Chapter Text
2 April 1054
Limoges, France
Dearly beloved, we are gathered tonight in vigil. To remember, to keep watch, to wait. Between death and resurrection there were three days of silence. Stay awake! Watch and pray that you may not undergo the test. This is the night, a night of great auspiciousness. Adam’s fall reversed, the Red Sea parted, the gloom of sin dispelled, death conquered.
Don’t fall asleep!
Crowley is here to listen. He is standing in the narthex of a cathedral. Set outside the nave, behind the church proper. It is low-ceilinged and cramped, built of stark, unadorned sandstone. It is the realm of the unconsecrated, the unbaptized, the sinners. Kept from defiling the holy ground by a seam on the floor, a lintel, a doorway streaked with blood. The angel will pass over.
The narthex is drafty. Crowley shivers in his thin tunic. Wind whistles through the cracks in the walls, gusting down the unfinished bell tower. Clouds gather, the light greys, spring slipping back into winter with the close of day. He is here for one reason. This is the night.
Don’t fall asleep!
It is dark in the cathedral, the lamps unlit. Its loftiness is imposing in the dim.
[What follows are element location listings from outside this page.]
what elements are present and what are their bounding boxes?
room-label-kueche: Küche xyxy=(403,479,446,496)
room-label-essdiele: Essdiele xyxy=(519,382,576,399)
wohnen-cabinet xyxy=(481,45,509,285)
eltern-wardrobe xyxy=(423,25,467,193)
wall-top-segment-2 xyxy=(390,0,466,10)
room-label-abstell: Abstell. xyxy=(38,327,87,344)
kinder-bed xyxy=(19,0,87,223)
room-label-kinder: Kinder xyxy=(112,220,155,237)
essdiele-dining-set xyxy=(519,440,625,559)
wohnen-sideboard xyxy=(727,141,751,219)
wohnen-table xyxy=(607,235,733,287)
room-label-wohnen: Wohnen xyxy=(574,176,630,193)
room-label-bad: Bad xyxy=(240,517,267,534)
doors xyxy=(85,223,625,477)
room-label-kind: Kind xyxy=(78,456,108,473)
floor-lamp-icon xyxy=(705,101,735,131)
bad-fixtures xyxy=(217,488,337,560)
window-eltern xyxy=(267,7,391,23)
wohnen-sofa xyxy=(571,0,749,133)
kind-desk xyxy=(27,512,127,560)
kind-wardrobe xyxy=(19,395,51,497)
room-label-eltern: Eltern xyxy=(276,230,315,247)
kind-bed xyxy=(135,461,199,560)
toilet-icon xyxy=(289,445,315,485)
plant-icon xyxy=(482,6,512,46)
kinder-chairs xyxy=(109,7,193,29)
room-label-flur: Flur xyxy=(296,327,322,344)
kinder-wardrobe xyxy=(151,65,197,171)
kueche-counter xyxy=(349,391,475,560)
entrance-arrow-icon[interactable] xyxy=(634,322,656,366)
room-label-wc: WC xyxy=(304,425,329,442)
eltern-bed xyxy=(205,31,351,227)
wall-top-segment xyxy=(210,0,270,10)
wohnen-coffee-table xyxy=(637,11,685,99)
The holy water font is drought-dry. The shadows of the cloth-covered statues flicker, eerie and formless. Intricate mosaics line the walls. A sanctuary, a place where saints find veneration and sinners find refuge, genesis and exodus, shelter and shrine at once.
Candles crowd the altar. A dozen monks in long, white robes, cinched with rope belts, stand amongst the candles. They are reenacting a Biblical scene, singing each line, unaccompanied, harrowing.
Aziraphale, along with four other brothers, performs the role of the wise virgins. Crowley watches Aziraphale’s face, the intensity of his expressions, the belief in his slate-grey eyes, pale-cast and opaque. Winter eyes, buried by months of snow and sleet, icicle-toothed, frost-bitten.
Aziraphale’s cheeks grow pink as he sings, his skin ripening like fruit, like pomegranates. Every commandment gritted in his teeth. Crowley can hear him, as he always can, the lilt of his voice wafting like incense on the air. He can hear the severity of every word, each consonant clipped, dropping like knives. Clicking into place, like the heavy cathedral doors just in front of Crowley. Cast-iron locks, myrrh-drenched fittings. Resistant to fire and floods and storms. The stone floor is worn away from their swinging, open and closed. Separating the wedding feast from the darkness outside.
Don’t fall asleep!
Later, when the play is over, Crowley warms himself by a charcoal fire as the monks exit the church. Sub-deacons ferry the Paschal candle about, preparing for the vigil Mass. It will begin outside, around this fire, from which the great Paschal candle will be lit. The brothers join him, huddling around the brazier, pillars of smoke pluming into the sky.
Aziraphale. He is here, around the same fire, stretching out his hands over it. Crowley looks at him in stolen fragments, a mosaic constructed piece by piece. Warmth unfurls, washing away the chill settled deep in his bones completely. The memory of it erased. Unstained, unbruised. Aziraphale meets Crowley’s beeswax eyes, and his gaze is seamless, undivided. This is the night.
Don’t fall asleep!
The brothers tease Aziraphale mirthfully, who’s your friend?, oblivious to the way Aziraphale withdraws, locks himself away in an inner room. His face set like flint, the firelight receding from his eyes, the snowmelt refrozen.
“I do not know him,” he sniffs.
They press on, laughing. “You both are English-your speech gives it away.”
“England is not nearly so small that everyone knows each other,” Aziraphale objects, disdainful, haughty. Denial an armor, a breastplate, protecting his heart. Shrine and shelter, tabernacle and prison.
Don’t fall asleep!
---
“Oh, he’s not my friend. We’ve never met before. We don’t know each other.”
Don’t fall asleep!
---
“If they knew I’d been…fraternizing…”
Don’t fall asleep!
Somewhere in the distant farmlands a rooster is crowing. Remember you are dust.